In a TED talk from March 2012, which received the strongest standing ovation ever seen at TED and has been viewed by more than 1.5 million people, Stevenson called on the United States to come to terms with the “dark and difficult” chapters of its past. A lack of historical memory, he said, blinds the U.S. to the outrageous ways in which it treats large segments of its own population. “What would it feel like to be living in a world where Germany was executing people, especially if they were disproportionately Jewish? I couldn’t bear it. It would be unconscionable. And yet, in this country, in the states of the Old South, we execute people: You’re 11 times more likely to get the death penalty if the victim is white than if the victim is black, and 22 times more likely to get it if the defendant is black and the victim is white, in the very states where there are buried in the ground the bodies of people who were lynched.”

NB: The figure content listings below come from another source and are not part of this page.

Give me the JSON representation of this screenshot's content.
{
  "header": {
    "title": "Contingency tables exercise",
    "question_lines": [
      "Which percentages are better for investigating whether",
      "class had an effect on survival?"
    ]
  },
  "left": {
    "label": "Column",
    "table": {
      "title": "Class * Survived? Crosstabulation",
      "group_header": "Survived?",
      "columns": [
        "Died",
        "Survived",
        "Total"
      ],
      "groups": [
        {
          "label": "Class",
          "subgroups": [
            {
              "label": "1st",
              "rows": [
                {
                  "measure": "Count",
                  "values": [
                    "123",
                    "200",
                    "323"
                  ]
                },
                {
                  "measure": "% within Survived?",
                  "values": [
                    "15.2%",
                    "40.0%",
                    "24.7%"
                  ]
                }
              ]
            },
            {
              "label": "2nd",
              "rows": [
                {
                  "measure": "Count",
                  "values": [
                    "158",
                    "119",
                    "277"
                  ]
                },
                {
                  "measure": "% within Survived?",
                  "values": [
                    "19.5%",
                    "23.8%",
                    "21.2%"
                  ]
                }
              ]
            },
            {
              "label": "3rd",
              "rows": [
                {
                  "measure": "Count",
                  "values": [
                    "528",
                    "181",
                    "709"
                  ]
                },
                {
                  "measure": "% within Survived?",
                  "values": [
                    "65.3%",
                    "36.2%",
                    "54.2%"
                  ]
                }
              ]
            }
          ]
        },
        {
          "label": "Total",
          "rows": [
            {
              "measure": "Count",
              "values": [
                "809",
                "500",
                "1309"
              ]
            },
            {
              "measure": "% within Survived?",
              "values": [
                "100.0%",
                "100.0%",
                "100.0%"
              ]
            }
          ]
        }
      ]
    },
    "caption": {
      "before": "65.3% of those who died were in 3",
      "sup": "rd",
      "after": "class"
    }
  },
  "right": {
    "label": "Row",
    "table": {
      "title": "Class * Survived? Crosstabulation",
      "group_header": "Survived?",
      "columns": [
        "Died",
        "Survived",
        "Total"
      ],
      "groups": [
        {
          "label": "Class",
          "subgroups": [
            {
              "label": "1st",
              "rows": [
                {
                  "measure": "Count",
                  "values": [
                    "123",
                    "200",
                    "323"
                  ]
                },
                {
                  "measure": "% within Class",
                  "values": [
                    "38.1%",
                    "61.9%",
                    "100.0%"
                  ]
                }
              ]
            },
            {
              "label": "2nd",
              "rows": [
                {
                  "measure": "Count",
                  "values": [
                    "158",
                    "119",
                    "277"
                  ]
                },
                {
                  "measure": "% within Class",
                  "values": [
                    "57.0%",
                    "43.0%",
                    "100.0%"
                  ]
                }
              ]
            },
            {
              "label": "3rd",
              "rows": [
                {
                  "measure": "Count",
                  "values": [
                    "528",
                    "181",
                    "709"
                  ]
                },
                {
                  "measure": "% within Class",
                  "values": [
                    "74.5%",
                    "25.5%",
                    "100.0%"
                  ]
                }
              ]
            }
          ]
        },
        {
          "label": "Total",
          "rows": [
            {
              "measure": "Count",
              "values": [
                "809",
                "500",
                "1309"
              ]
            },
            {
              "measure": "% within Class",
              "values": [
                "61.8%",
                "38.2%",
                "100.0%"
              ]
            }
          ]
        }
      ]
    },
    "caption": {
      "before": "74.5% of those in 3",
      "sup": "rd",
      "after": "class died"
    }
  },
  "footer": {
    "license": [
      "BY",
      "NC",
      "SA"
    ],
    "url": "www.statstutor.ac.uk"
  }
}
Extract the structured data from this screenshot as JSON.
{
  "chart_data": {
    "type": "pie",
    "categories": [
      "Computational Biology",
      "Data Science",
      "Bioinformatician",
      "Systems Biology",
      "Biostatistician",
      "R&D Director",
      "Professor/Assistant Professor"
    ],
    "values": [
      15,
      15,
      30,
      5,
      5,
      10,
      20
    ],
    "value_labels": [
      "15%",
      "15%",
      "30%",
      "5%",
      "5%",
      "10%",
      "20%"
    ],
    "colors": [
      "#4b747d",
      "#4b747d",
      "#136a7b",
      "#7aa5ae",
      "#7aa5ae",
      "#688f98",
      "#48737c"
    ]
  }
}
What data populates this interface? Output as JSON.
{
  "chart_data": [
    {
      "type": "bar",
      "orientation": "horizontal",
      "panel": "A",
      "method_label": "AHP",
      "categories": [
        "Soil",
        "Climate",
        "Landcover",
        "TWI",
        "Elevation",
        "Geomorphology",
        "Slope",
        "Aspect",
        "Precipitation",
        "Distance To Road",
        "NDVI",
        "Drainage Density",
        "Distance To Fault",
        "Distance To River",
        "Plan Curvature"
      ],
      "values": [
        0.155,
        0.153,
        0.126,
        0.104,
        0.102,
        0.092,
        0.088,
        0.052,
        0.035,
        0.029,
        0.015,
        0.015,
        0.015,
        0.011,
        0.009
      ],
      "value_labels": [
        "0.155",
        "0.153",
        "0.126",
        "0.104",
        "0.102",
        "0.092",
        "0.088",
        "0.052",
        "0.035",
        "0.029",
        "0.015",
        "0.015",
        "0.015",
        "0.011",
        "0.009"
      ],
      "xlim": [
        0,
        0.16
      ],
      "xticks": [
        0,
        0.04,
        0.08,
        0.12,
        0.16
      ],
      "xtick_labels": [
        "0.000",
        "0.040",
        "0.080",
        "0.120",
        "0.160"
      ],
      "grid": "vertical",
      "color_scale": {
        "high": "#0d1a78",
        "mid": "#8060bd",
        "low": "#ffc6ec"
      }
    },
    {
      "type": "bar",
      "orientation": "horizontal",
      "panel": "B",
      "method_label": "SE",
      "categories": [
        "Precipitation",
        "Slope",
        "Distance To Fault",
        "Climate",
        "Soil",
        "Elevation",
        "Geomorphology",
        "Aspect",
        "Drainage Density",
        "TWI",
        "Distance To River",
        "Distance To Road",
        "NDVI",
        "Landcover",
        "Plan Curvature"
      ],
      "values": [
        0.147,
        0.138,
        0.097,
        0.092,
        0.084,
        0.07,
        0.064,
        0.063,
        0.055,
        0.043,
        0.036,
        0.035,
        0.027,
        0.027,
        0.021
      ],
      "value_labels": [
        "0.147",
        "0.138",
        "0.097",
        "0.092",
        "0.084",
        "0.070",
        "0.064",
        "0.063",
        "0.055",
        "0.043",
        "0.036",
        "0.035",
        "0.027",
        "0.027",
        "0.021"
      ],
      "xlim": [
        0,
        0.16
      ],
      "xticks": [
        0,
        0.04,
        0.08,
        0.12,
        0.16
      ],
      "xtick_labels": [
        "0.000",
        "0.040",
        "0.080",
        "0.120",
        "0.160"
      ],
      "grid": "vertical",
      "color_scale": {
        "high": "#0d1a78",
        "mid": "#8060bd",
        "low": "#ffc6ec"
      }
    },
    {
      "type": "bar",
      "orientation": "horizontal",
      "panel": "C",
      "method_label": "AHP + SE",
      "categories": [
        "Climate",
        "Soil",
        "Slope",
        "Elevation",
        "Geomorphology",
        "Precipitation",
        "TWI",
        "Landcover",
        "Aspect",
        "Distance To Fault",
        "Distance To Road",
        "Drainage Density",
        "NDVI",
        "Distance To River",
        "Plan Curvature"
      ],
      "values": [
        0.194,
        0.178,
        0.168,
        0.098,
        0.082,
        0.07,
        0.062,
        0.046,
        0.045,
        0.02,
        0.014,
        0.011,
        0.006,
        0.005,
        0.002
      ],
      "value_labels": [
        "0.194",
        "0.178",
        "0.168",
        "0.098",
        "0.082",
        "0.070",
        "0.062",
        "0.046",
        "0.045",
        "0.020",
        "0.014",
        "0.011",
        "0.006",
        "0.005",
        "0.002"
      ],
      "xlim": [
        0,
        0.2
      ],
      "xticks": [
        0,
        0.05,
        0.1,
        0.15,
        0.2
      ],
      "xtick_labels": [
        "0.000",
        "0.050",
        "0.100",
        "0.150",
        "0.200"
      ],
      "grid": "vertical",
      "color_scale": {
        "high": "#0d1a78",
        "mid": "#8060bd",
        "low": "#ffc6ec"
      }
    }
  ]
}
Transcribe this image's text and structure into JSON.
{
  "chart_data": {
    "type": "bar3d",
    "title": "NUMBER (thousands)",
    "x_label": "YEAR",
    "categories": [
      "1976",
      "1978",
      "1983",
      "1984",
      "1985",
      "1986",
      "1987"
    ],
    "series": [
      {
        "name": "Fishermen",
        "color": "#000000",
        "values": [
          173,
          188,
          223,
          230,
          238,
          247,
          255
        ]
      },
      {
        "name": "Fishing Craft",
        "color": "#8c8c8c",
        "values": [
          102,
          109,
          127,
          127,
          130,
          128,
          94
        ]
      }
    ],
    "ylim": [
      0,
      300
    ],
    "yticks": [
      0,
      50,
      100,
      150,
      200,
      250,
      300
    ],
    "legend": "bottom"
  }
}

“I can’t think of anyone more worthy of this honor,” says Sebastiaan Faber, chair of ALBA. “Not only because the volunteers of the Lincoln Brigade fought on the front lines in the struggle against racism and for social justice and civil rights, but also because the Equal Justice Initiative, like ALBA, believes that injustice is rooted in lack of education and that teaching the United States about the dark chapters in its own history is an absolute necessity as we work toward a better Union.”

ALBA and the Puffin Foundation are not the first to recognize Stevenson for his groundbreaking work. His awards include a MacArthur Fellowship, the Reebok Human Rights Award, the ACLU National Medal of Liberty, the American Bar Association Wisdom Award, the Thurgood Marshall Medal of Justice, the Olof Palme Prize, the Gruber Prize for Justice, and, most recently, the 2013 Brennan Legacy Award.

The $100,000 ALBA/Puffin Award for Human Rights Activism, one of the largest human rights awards in the world, is given jointly by ALBA and the Puffin Foundation, which provides an endowed fund exclusively for this annual honor. “The award is designed,” said Puffin Foundation President Perry Rosenstein, “to give public recognition, support, and encouragement to individuals or groups whose work has an exceptionally positive impact on the advancement and/or defense of human rights.  It is intended to help educate students and the general public about the importance of defending human rights against arbitrary powers that violate democratic principles.”

The ALBA/Puffin Award is part of a program connecting the inspiring legacy of the International Brigades —the 35,000 volunteers who helped fight fascism during the Spanish Civil War—to international activist causes of today.  Spanish Judge Baltasar Garzón received the first ALBA/Puffin Award in 2011. Other previous winners include Kate Doyle and Freddy Peccerelli, who work on violations of human rights in Guatemala, and United We Dream, a national network of youth-led immigrant activist organizations that fight for the rights of millions of undocumented immigrants in the United States.